I was exiting a municipal parking lot today. There was congestion, because there is no ticket reader at the exit. There is a machine there, but it doesn’t read tickets. The ticket reader is actually two or three car lengths back from the bar that controls your exit. So most cars miss the machine, find they can’t pay and exit, so have to back up. Frustrating. But also a real problem if there is a car behind you that made the same choice. As well, the machine where you pay your ticket before exiting isn’t near the pedestrian entry, it isn’t near the exit, it isn’t on the ground floor. It isn’t on the second floor either. If parked on the first floor, you have climb the stairs to the third floor, pay at the machine, and then go back to the first floor.

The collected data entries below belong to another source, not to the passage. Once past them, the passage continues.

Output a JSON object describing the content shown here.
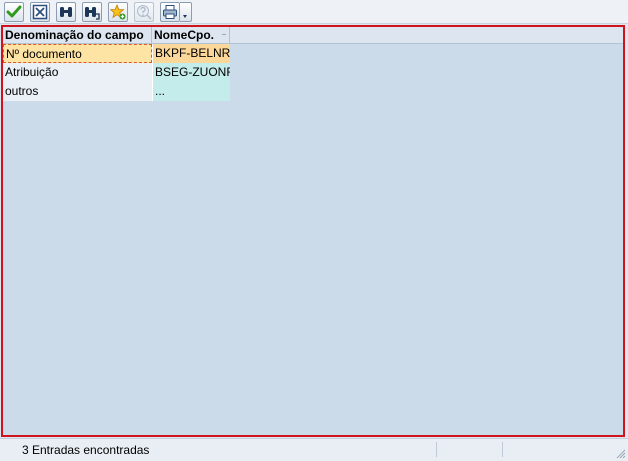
{
  "toolbar": {
    "buttons": [
      {
        "icon": "checkmark-icon",
        "name": "confirm-button"
      },
      {
        "icon": "cancel-icon",
        "name": "cancel-button"
      },
      {
        "icon": "binoculars-icon",
        "name": "find-button"
      },
      {
        "icon": "find-next-icon",
        "name": "find-next-button"
      },
      {
        "icon": "favorites-star-icon",
        "name": "favorites-button"
      },
      {
        "icon": "help-icon",
        "name": "help-button",
        "disabled": true
      },
      {
        "icon": "printer-icon",
        "name": "print-button"
      }
    ]
  },
  "table": {
    "columns": [
      "Denominação do campo",
      "NomeCpo."
    ],
    "rows": [
      {
        "label": "Nº documento",
        "field": "BKPF-BELNR",
        "selected": true
      },
      {
        "label": "Atribuição",
        "field": "BSEG-ZUONR",
        "selected": false
      },
      {
        "label": "outros",
        "field": "...",
        "selected": false
      }
    ]
  },
  "status": {
    "message": "3 Entradas encontradas"
  },
  "colors": {
    "highlight_border": "#d0141d",
    "selected_row": "#fde4a4",
    "field_cell": "#c3ecea",
    "background": "#ccdbe9"
  }
}
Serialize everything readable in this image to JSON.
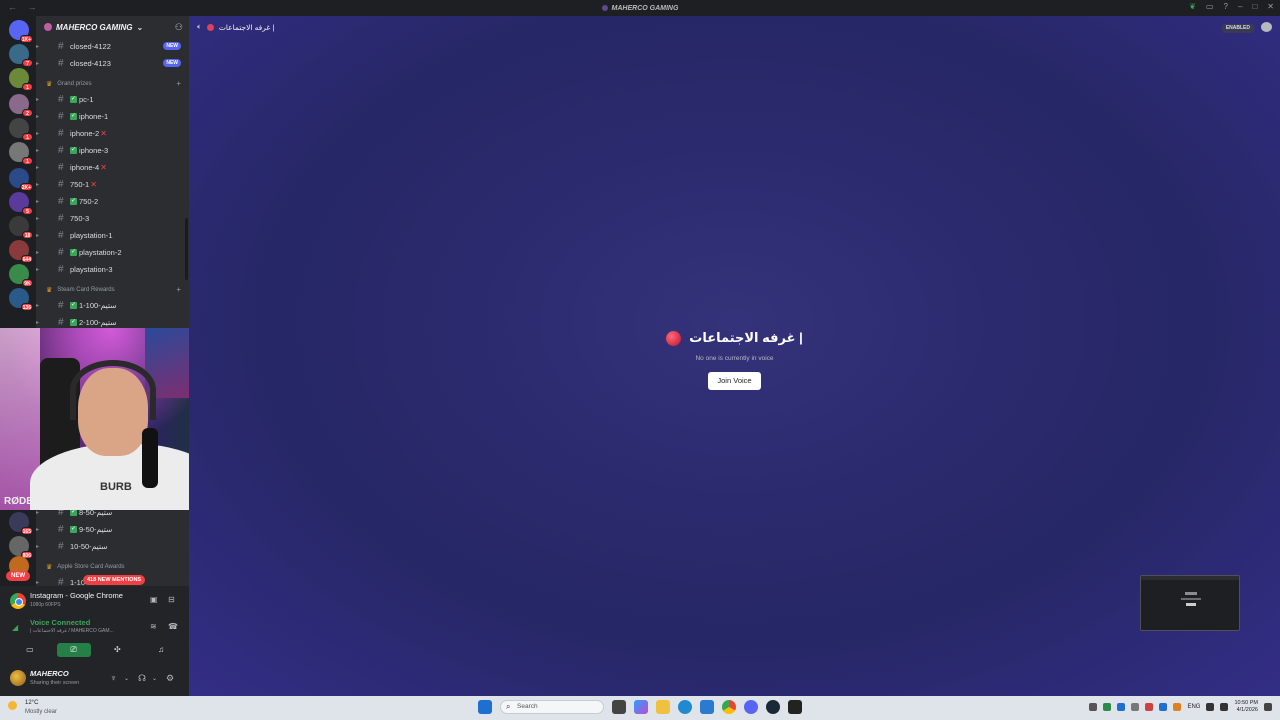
{
  "window": {
    "title": "MAHERCO GAMING",
    "nav": "← →"
  },
  "rail": {
    "badges": [
      "1K+",
      "7",
      "1",
      "2",
      "1",
      "1",
      "2K+",
      "5",
      "18",
      "644",
      "9K",
      "136",
      "165",
      "806"
    ],
    "new_label": "NEW"
  },
  "sidebar": {
    "guild_name": "MAHERCO GAMING",
    "channels_top": [
      {
        "name": "closed-4122",
        "tag": "NEW"
      },
      {
        "name": "closed-4123",
        "tag": "NEW"
      }
    ],
    "category_grand": "Grand prizes",
    "grand_channels": [
      {
        "name": "pc-1",
        "check": true,
        "cross": false
      },
      {
        "name": "iphone-1",
        "check": true,
        "cross": false
      },
      {
        "name": "iphone-2",
        "check": false,
        "cross": true
      },
      {
        "name": "iphone-3",
        "check": true,
        "cross": false
      },
      {
        "name": "iphone-4",
        "check": false,
        "cross": true
      },
      {
        "name": "750-1",
        "check": false,
        "cross": true
      },
      {
        "name": "750-2",
        "check": true,
        "cross": false
      },
      {
        "name": "750-3",
        "check": false,
        "cross": false
      },
      {
        "name": "playstation-1",
        "check": false,
        "cross": false
      },
      {
        "name": "playstation-2",
        "check": true,
        "cross": false
      },
      {
        "name": "playstation-3",
        "check": false,
        "cross": false
      }
    ],
    "category_steam": "Steam Card Rewards",
    "steam_channels": [
      {
        "name": "1-100-ستيم",
        "check": true
      },
      {
        "name": "2-100-ستيم",
        "check": true
      }
    ],
    "lower_channels": [
      {
        "name": "8-50-ستيم",
        "check": true
      },
      {
        "name": "9-50-ستيم",
        "check": true
      },
      {
        "name": "10-50-ستيم",
        "check": false
      }
    ],
    "category_apple": "Apple Store Card Awards",
    "apple_channel": "1-10",
    "mentions_pill": "418 NEW MENTIONS"
  },
  "webcam": {
    "shirt_text": "BURB",
    "mic_brand": "RØDE"
  },
  "panel": {
    "stream_title": "Instagram - Google Chrome",
    "stream_sub": "1080p 60FPS",
    "voice_status": "Voice Connected",
    "voice_channel": "| غرفه الاجتماعات / MAHERCO GAM...",
    "username": "MAHERCO",
    "user_status": "Sharing their screen"
  },
  "main": {
    "header_channel": "غرفه الاجتماعات |",
    "enabled_badge": "ENABLED",
    "voice_title": "غرفه الاجتماعات |",
    "voice_empty": "No one is currently in voice",
    "join_button": "Join Voice"
  },
  "taskbar": {
    "temp": "12°C",
    "weather": "Mostly clear",
    "search_placeholder": "Search",
    "lang": "ENG",
    "time": "10:50 PM",
    "date": "4/1/2026"
  },
  "colors": {
    "accent": "#5865f2",
    "danger": "#f23f43",
    "success": "#3ba55c",
    "main_bg": "#2b2a6e"
  }
}
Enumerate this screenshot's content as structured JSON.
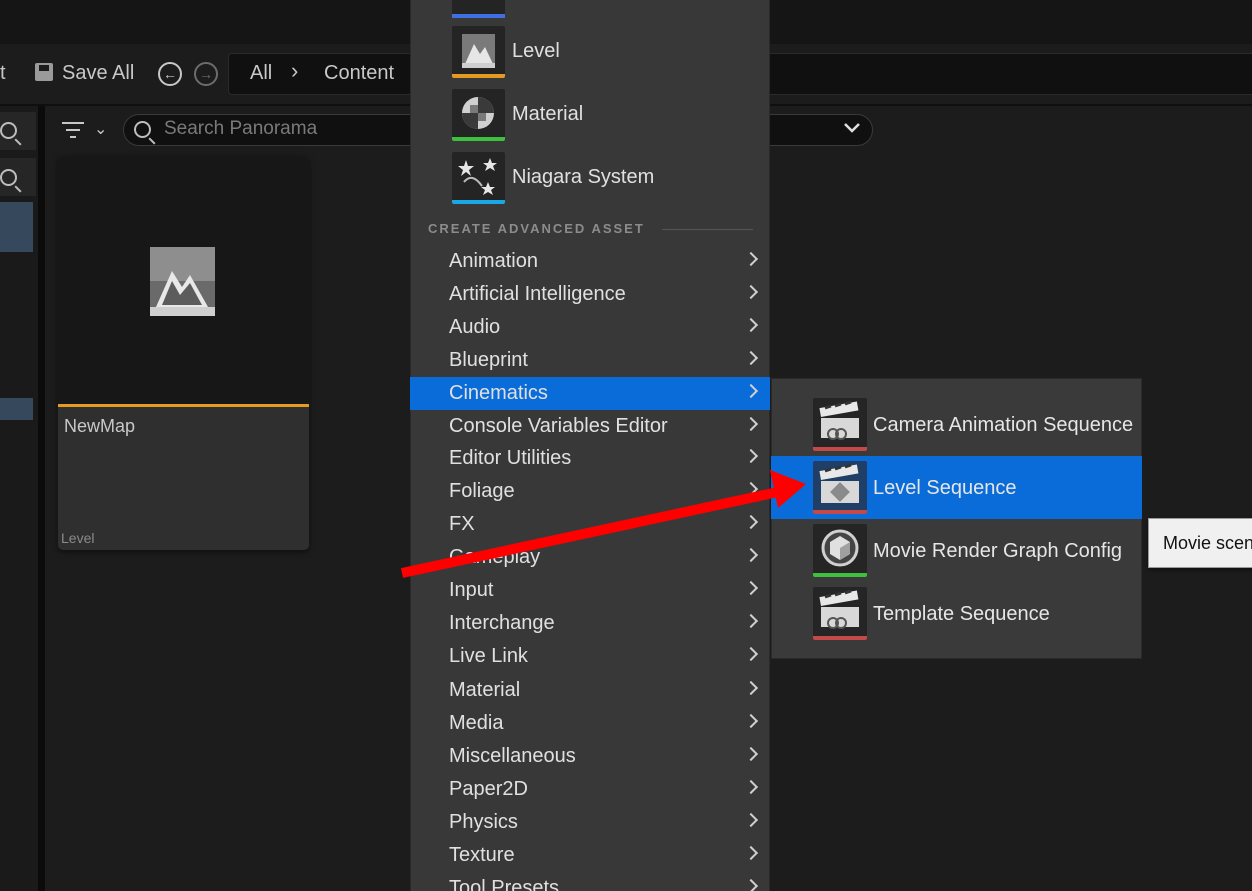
{
  "toolbar": {
    "partial_label": "t",
    "save_all": "Save All",
    "breadcrumb": [
      "All",
      "Content"
    ]
  },
  "search": {
    "placeholder": "Search Panorama"
  },
  "tile": {
    "name": "NewMap",
    "type": "Level"
  },
  "menu": {
    "basic_assets": [
      {
        "label": "Level",
        "icon": "level-icon",
        "strip": "#e59a23"
      },
      {
        "label": "Material",
        "icon": "material-icon",
        "strip": "#3fbf3f"
      },
      {
        "label": "Niagara System",
        "icon": "niagara-icon",
        "strip": "#1aa7e6"
      }
    ],
    "section_header": "CREATE ADVANCED ASSET",
    "categories": [
      "Animation",
      "Artificial Intelligence",
      "Audio",
      "Blueprint",
      "Cinematics",
      "Console Variables Editor",
      "Editor Utilities",
      "Foliage",
      "FX",
      "Gameplay",
      "Input",
      "Interchange",
      "Live Link",
      "Material",
      "Media",
      "Miscellaneous",
      "Paper2D",
      "Physics",
      "Texture",
      "Tool Presets"
    ],
    "selected_category": "Cinematics"
  },
  "submenu": {
    "items": [
      {
        "label": "Camera Animation Sequence",
        "icon": "clapperboard-icon",
        "strip": "#c44a4a"
      },
      {
        "label": "Level Sequence",
        "icon": "level-sequence-icon",
        "strip": "#c44a4a"
      },
      {
        "label": "Movie Render Graph Config",
        "icon": "render-graph-icon",
        "strip": "#3fbf3f"
      },
      {
        "label": "Template Sequence",
        "icon": "clapperboard-icon",
        "strip": "#c44a4a"
      }
    ],
    "selected": "Level Sequence"
  },
  "tooltip": {
    "text": "Movie scen"
  },
  "colors": {
    "accent": "#0a6cd9",
    "annotation_arrow": "#ff0000"
  }
}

Then try to figure out how to exit.
Systems should be designed to be efficient. Whoever designed the parking lot made a mistake. I asked the attendant if he had ever brought this problem, which is recurring every day, to the attention of his supervisor. “Yes,” he said, “I’ve made suggestions to improve things, they just ignore it.”
Governments are busy downsizing. But how much are they doing to improve their processes? How pervasive is this “clay layer” of management that isn’t open to the simplest suggestions for improvement? How can we encourage line staff to persist in seeking small improvements that collectively will make a difference? How can we make mid-management more receptive?
A mild frustration, but is it indicative of how things go at your workplace, or one you know of?